# ResNet
微软亚洲研究院的研究员设计了更深但结构更加简单的网络 ResNet，并且凭借这个网络子在 2015 年 ImageNet 比赛上大获全胜。

ResNet 有效地解决了深度神经网络难以训练的问题，可以训练高达 1000 层的卷积网络。网络之所以难以训练，是因为存在着梯度消失的问题，离 loss 函数越远的层，在反向传播的时候，梯度越小，就越难以更新，随着层数的增加，这个现象越严重。之前有两种常见的方案来解决这个问题：

1.按层训练，先训练比较浅的层，然后在不断增加层数，但是这种方法效果不是特别好，而且比较麻烦

2.使用更宽的层，或者增加输出通道，而不加深网络的层数，这种结构往往得到的效果又不好

ResNet 通过引入了跨层链接解决了梯度回传消失的问题。

这就普通的网络连接跟跨层残差连接的对比图，使用普通的连接，上层的梯度必须要一层一层传回来，而是用残差连接，相当于中间有了一条更短的路，梯度能够从这条更短的路传回来，避免了梯度过小的情况。

假设某层的输入是 x，期望输出是 H(x)， 如果我们直接把输入 x 传到输出作为初始结果，这就是一个更浅层的网络，更容易训练，而这个网络没有学会的部分，我们可以使用更深的网络 F(x) 去训练它，使得训练更加容易，最后希望拟合的结果就是 F(x) = H(x) - x，这就是一个残差的结构

残差网络的结构就是上面这种残差块的堆叠，下面让我们来实现一个 residual block

In [1]:
from __future__ import print_function
from __future__ import division
from __future__ import absolute_import

import tensorflow as tf
from utils import cifar10_input

  from ._conv import register_converters as _register_converters


In [2]:
batch_size = 64

train_imgs, train_labels, val_imgs, val_labels = cifar10_input.load_data(image_size=96)

In [3]:
import tensorflow.contrib.slim as slim

### 首先定义一个下采样函数

In [4]:
def subsample(x, factor, scope=None):
    if factor == 1:
        return x
    return slim.max_pool2d(x, [1, 1], factor, scope=scope)

### 定义一个`residual_block`

In [5]:
def residual_block(x, bottleneck_depth, out_depth, stride=1, scope='residual_block'):
    in_depth = x.get_shape().as_list()[-1]
    with tf.variable_scope(scope):
        # 如果通道数没有改变,用下采样改变输入的大小
        if in_depth == out_depth:
            shortcut = subsample(x, stride, 'shortcut')
        # 如果有变化, 用卷积改变输入的通道以及大小
        else:
            shortcut = slim.conv2d(x, out_depth, [1, 1], stride=stride, activation_fn=None, scope='shortcut')

        residual = slim.conv2d(x, bottleneck_depth, [1, 1], stride=1, scope='conv1')
        residual = slim.conv2d(residual, bottleneck_depth, 3, stride, scope='conv2')
        residual = slim.conv2d(residual, out_depth, [1, 1], stride=1, activation_fn=None, scope='conv3')

        # 相加操作
        output = tf.nn.relu(shortcut + residual)

        return output

### 构建`resnet`整体结构

In [6]:
def resnet(inputs, num_classes, reuse=None, is_training=None, verbose=False):
    with tf.variable_scope('resnet', reuse=reuse):
        net = inputs
        
        if verbose:
            print('input: {}'.format(net.shape))
        
        with slim.arg_scope([slim.batch_norm], is_training=is_training):
            with slim.arg_scope([slim.conv2d, slim.max_pool2d, slim.avg_pool2d], padding='SAME'):
                with tf.variable_scope('block1'):
                    net = slim.conv2d(net, 32, [5, 5], stride=2, scope='conv_5x5')
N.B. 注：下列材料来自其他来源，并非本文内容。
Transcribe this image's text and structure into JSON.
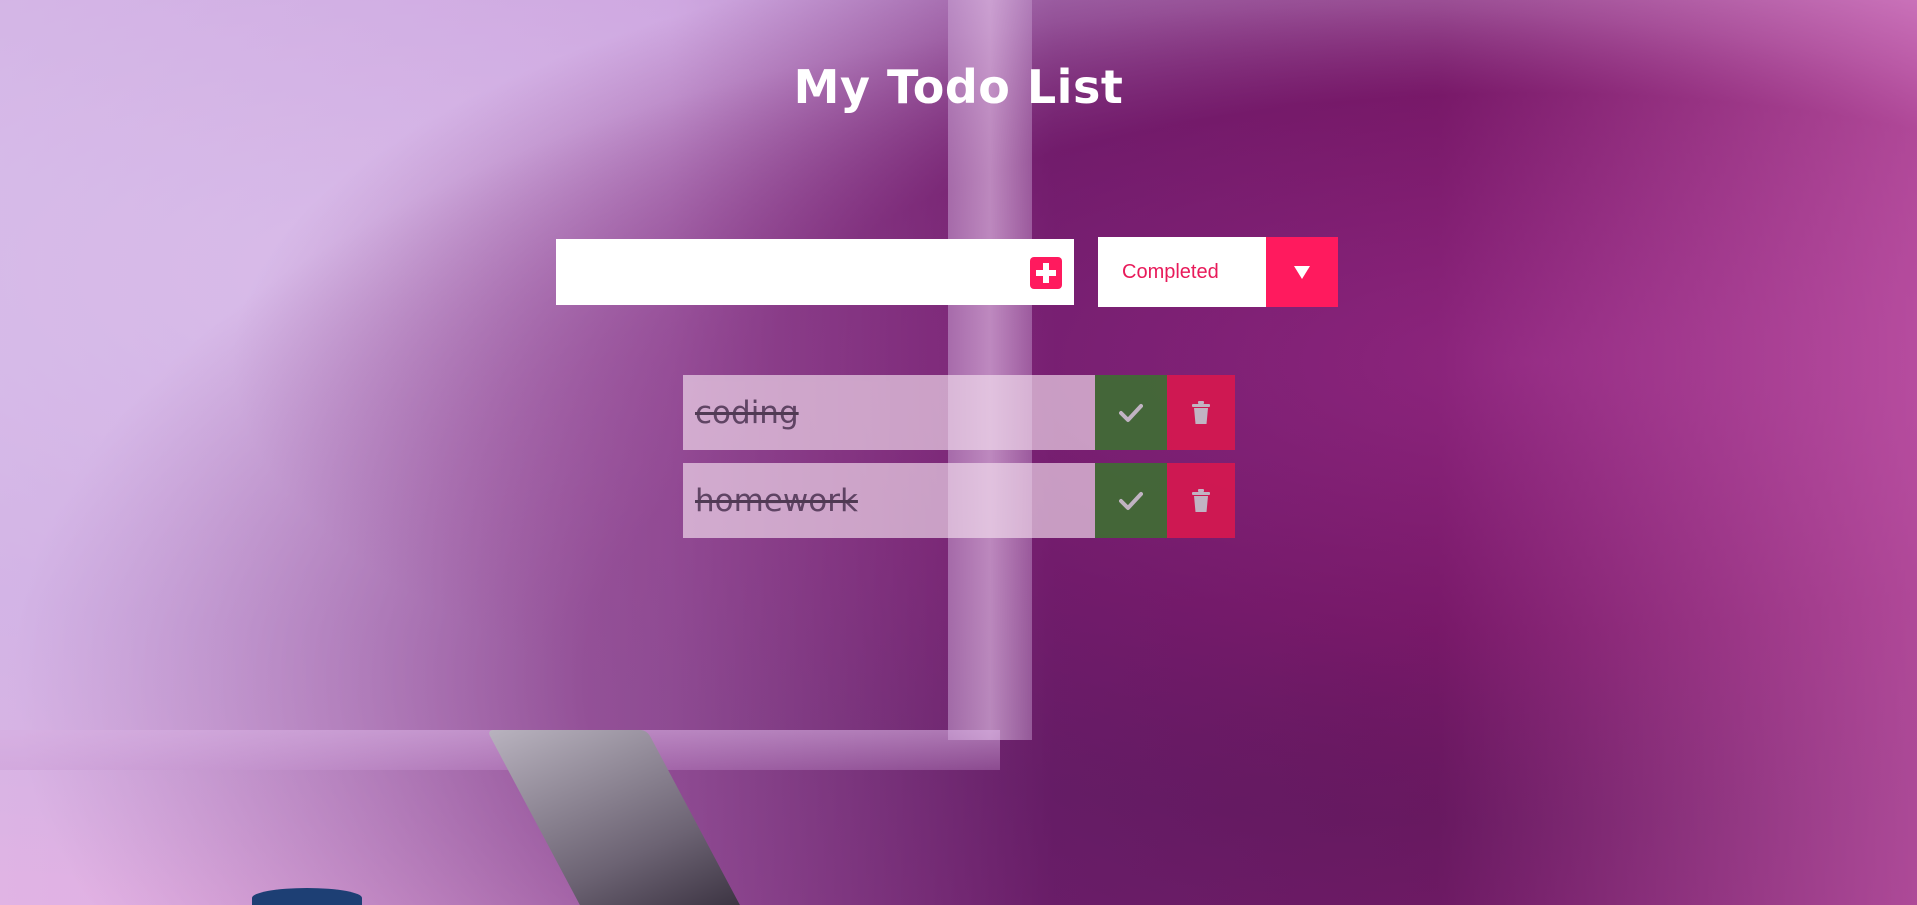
{
  "app": {
    "title": "My Todo List"
  },
  "form": {
    "input_value": "",
    "input_placeholder": "",
    "add_icon": "plus-square-icon",
    "filter": {
      "selected": "Completed",
      "arrow_icon": "caret-down-icon"
    }
  },
  "todos": [
    {
      "text": "coding",
      "completed": true
    },
    {
      "text": "homework",
      "completed": true
    }
  ],
  "icons": {
    "complete": "check-icon",
    "trash": "trash-icon"
  },
  "colors": {
    "accent": "#ff1a5e",
    "complete": "#3f6e33",
    "trash": "#d8184f",
    "title": "#ffffff"
  }
}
                    if verbose:
                        print('block1: {}'.format(net.shape))
                    
                with tf.variable_scope('block2'):
                    net = slim.max_pool2d(net, [3, 3], 2, scope='max_pool')
                    net = residual_block(net, 32, 128, scope='residual_block1')
                    net = residual_block(net, 32, 128, scope='residual_block2')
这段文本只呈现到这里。